GOP Senators Put Cost Control First in Health Care Reform
TOM WILEMON | The Daily News
The sign over a hospital toilet illustrated why health care costs are soaring in the United States, said U.S. Sen. John Barrasso of Wyoming, who toured Baptist Memorial Hospital Southaven today.
“Upstairs in this hospital, I went into the restroom and there’s a sign on the toilet, ‘Maximum weight of this toilet 350 pounds,” Barrasso said. “Think about that. There was a story that came out last week in USA Today, in the Wall Street Journal, in The New York Times about the cost of obesity to the health care system. It was $178 billion a year in added costs because of people who are eating too much and exercising too little.”
Barrasso visited the hospital along with fellow Republicans U.S. Sen. Tom Coburn of Oklahoma and U.S. Sen. Roger Wicker of Mississippi. Coburn and Barrasso are doctors and have been hosting discussions on health care at various venues throughout the U.S. They met with the medical staff of the hospital and the patient advisory council during an invitation-only event.

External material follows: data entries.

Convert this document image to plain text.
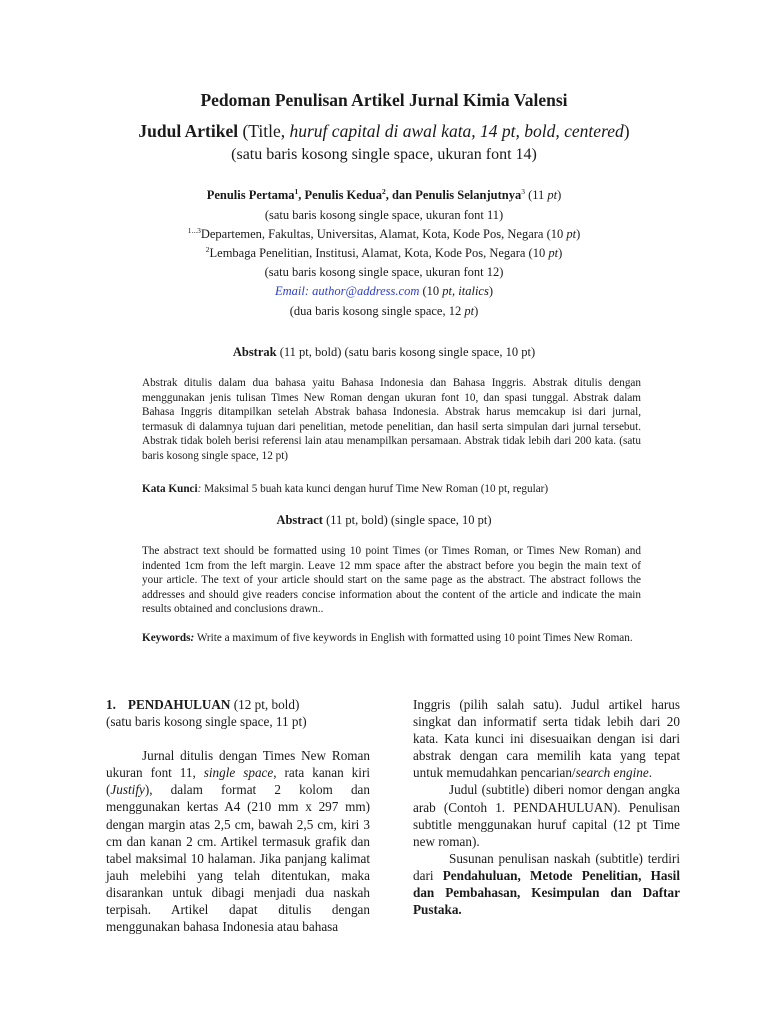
Pedoman Penulisan Artikel Jurnal Kimia Valensi
Judul Artikel (Title, huruf capital di awal kata, 14 pt, bold, centered)
(satu baris kosong single space, ukuran font 14)
Penulis Pertama$^1$, Penulis Kedua$^2$, dan Penulis Selanjutnya$^3$ (11 pt)
(satu baris kosong single space, ukuran font 11)
$^{1...3}$Departemen, Fakultas, Universitas, Alamat, Kota, Kode Pos, Negara (10 pt)
$^2$Lembaga Penelitian, Institusi, Alamat, Kota, Kode Pos, Negara (10 pt)
(satu baris kosong single space, ukuran font 12)
Email: author@address.com (10 pt, italics)
(dua baris kosong single space, 12 pt)
Abstrak (11 pt, bold) (satu baris kosong single space, 10 pt)
Abstrak ditulis dalam dua bahasa yaitu Bahasa Indonesia dan Bahasa Inggris. Abstrak ditulis dengan menggunakan jenis tulisan Times New Roman dengan ukuran font 10, dan spasi tunggal. Abstrak dalam Bahasa Inggris ditampilkan setelah Abstrak bahasa Indonesia. Abstrak harus memcakup isi dari jurnal, termasuk di dalamnya tujuan dari penelitian, metode penelitian, dan hasil serta simpulan dari jurnal tersebut. Abstrak tidak boleh berisi referensi lain atau menampilkan persamaan. Abstrak tidak lebih dari 200 kata. (satu baris kosong single space, 12 pt)
Kata Kunci: Maksimal 5 buah kata kunci dengan huruf Time New Roman (10 pt, regular)
Abstract (11 pt, bold) (single space, 10 pt)
The abstract text should be formatted using 10 point Times (or Times Roman, or Times New Roman) and indented 1cm from the left margin. Leave 12 mm space after the abstract before you begin the main text of your article. The text of your article should start on the same page as the abstract. The abstract follows the addresses and should give readers concise information about the content of the article and indicate the main results obtained and conclusions drawn..
Keywords: Write a maximum of five keywords in English with formatted using 10 point Times New Roman.

1. PENDAHULUAN (12 pt, bold)

(satu baris kosong single space, 11 pt)

Jurnal ditulis dengan Times New Roman ukuran font 11, single space, rata kanan kiri (Justify), dalam format 2 kolom dan menggunakan kertas A4 (210 mm x 297 mm) dengan margin atas 2,5 cm, bawah 2,5 cm, kiri 3 cm dan kanan 2 cm. Artikel termasuk grafik dan tabel maksimal 10 halaman. Jika panjang kalimat jauh melebihi yang telah ditentukan, maka disarankan untuk dibagi menjadi dua naskah terpisah. Artikel dapat ditulis dengan menggunakan bahasa Indonesia atau bahasa

Inggris (pilih salah satu). Judul artikel harus singkat dan informatif serta tidak lebih dari 20 kata. Kata kunci ini disesuaikan dengan isi dari abstrak dengan cara memilih kata yang tepat untuk memudahkan pencarian/search engine.

Judul (subtitle) diberi nomor dengan angka arab (Contoh 1. PENDAHULUAN). Penulisan subtitle menggunakan huruf capital (12 pt Time new roman).

Susunan penulisan naskah (subtitle) terdiri dari Pendahuluan, Metode Penelitian, Hasil dan Pembahasan, Kesimpulan dan Daftar Pustaka.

The senators in an interview before that meeting said health care reform needs incentives to control costs, such as addressing the nation’s obesity epidemic. Other incentives they cited include tort reform to cut the cost of doctors practicing defensive medicine and measures to eliminate fraud. Coburn is an author of a bill that Wicker said he supports.
Wicker said he opposes a government-sponsored plan for the uninsured as proposed by Democratic legislators, which he characterized as a “massive take over by the federal government of one-sixth of our economy.”
“We save money rather than spend money,” Coburn said, explaining the bill. “We eliminate the discrimination against the Medicaid patient because we put every Medicaid patient in private insurance. The state of Mississippi will probably save $300 million a year when we do that. Not only do we cut the federal costs of it, we actually save Mississippi money.”
Coburn said the government should follow the example of Safeway Inc. in enacting health care reform. Safeway’s plan provides incentives for employees to lower risk factors and make healthier life choices.
Steven A. Burd, the company’s chief executive officer, in an opinion piece in the Wall Street Journal this summer wrote that the company had kept its per capita health-care costs flat for the past four years. Premiums vary according to factors such as tobacco use, weight and cholesterol levels. Employees can receive refunds on their premiums when they reach health goals, such as losing weight.
Money spent on health problems stemming from obesity accounts for almost 10 percent of all medical costs, according to a study released last month by the U.S. Centers for Disease Control and Prevention.
The senators criticized Democratic health care proposals for not addressing the obesity problem and not identifying other ways to reduce the cost of health care.